Zaid Rahman, CEO of Flex, told PYMNTS that the traditional channels through which small businesses manage their finances and their operations leave plenty of room for innovation, and for improvement.
Most small to midsize businesses (SMBs) do not have the time or resources or staff to manage back office functions in an optimal manner. They don’t have employees tasked solely with managing day-to-day dollars in and out of the firm and project working capital needs.
To be sure, as Rahman said, there are a slew of providers out there offering solutions for each part of an SMB’s operations, from payroll to banking to expense management.
“There are some big players and some small players, but it’s all very piecemeal,” he said, “and since there isn’t a CFO at these companies, you don’t have the time to compile 15 different products into one back office.”
Firsthand SMB Insight
And he’s witnessed the challenges faced by SMBs firsthand, as several of his relatives ran small businesses in a variety of verticals, including construction, architecture and logistics.
“I saw the problems close up,” he said, adding that “oftentimes the biggest issue is finance.”
SMBs also face challenges when it comes to working capital.

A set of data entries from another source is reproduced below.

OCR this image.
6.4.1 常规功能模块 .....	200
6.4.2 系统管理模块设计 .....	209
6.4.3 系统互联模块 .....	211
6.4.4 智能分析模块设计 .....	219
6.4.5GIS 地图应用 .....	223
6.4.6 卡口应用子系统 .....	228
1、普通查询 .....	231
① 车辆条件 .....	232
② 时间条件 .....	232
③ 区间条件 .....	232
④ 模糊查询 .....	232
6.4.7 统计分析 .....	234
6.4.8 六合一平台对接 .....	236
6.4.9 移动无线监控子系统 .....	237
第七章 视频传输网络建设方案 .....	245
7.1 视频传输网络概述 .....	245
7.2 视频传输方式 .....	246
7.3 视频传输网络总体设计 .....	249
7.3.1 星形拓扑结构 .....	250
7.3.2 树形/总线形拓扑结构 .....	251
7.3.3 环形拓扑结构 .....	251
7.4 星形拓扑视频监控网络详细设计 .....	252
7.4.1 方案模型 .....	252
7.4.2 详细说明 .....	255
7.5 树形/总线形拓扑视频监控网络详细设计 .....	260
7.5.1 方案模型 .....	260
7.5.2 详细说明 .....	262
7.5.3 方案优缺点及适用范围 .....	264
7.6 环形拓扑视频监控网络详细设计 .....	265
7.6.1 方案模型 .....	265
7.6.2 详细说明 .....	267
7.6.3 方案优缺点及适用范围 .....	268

Traditional lending channels offer multiyear term loans, with rates, currently, reflecting the high cost of capital. A pizzeria owner who gets a working capital loan of, say, $100,000 to open up shop and buy ovens is then tethered to a three- to five-year loan with double-digit APRs.
“What business owners really need,” he said, “is actually short-term ‘float’ … a little bit of capital, today, to go ahead and buy inventory, buy materials, buy whatever they need to then go and make money from [those purchases] and have a payback within 30, 60, 90 days.”
A single finance app, he said — a single point of access and insight consolidating the back office onto a platform — can help address the specific pain points confronting SMBs, while helping them scale.
Building a Super App
PYMNTS’ own data shows that Main Street SMBs have been facing cash crunches and anticipate seeking more credit in 2024 and will explore a range of options. But many banks, as per Federal Reserve surveys, have been tightening their underwriting.
The conversation came as Flex (formerly Flexbase) said Tuesday morning (Sept. 19) that it closed a $120 million Series A debt and equity funding round. The funding was led by Florida Funders, with participation from Home Depot Ventures, Community Investment Management, Companyon Ventures and MS&AD Ventures.
In tandem with the announcement, Flex has launched its Flex Credit Card, Flex Banking and finance super app.
The Flex Credit Card, Rahman said, offers 0% interest for 60 days on all purchases, for both physical and virtual cards with category and spending limits. Credit limits can be increased as the business grows, Rahman said. The card is issued by Patriot Bank, N.A. Flex’s debit cards offer 1% cashback on transactions; the debit card is issued by Thread Bank.
With Flex Banking, businesses can manage cash all from one place, and Rahman said that Flex provides banking with up to 4% yield on idle cash.
Flex’s Treasury Management functions — offered through partner American Deposit Management — let SMBs diversify accounts across multiple financial institutions (roughly 400 FIs are in place), with up to $75 million in FDIC/NCUA insurance. It comes as an invite-only offering for Flex’s largest clients. The diversification may prove especially attractive in an environment, Rahman said, where bank runs (Silicon Valley Bank among them) are only recently in the rearview mirror.
Some SMBs might start out with credit but embrace Flex’s adjacent offerings (“credit is the wedge product,” he said). “When you combine all of these things,” Rahman told PYMNTS, “we become a ‘single place’ for your business wallet.”
He noted that the cross-pollination of products, and robust data, along with granular insight into its client firms’ cash flows, helps gain “a much richer, algorithmic understanding of the business, that goes well beyond credit scores and [Dun and Bradstreet] scores that might only be surface level.”
He added that cash-intensive businesses, such as construction and eCommerce, where companies must buy inventory and materials before sales can be made (and eventually paid for by customers weeks or months later) are the firms that benefit from leveraging float across the Flex platform.
The positive impact extends beyond individual businesses and improves the dynamics between SMBs and their customers, improving business-to-business (B2B) payments overall, Rahman said. Initiatives on the horizon may include Flex expanding its credit products with a “cash upfront” feature that also enables better discounting — confronting “a multitrillion-dollar problem” that has traditionally been mired in paper checks and invoices. “There’s a lot of room for innovation and a lot of room for solving how supplier credit works in this ecosystem,” he said.
Asked by PYMNTS how Flex will be allocating the newly received funding in the months ahead and over the longer term, Rahman said, “There are quite a few products that we want to work on to bring every single aspect of the back office into one unified experience. … The common denominator across all of these products is the flow of funds — the money into the business and going out of the business.”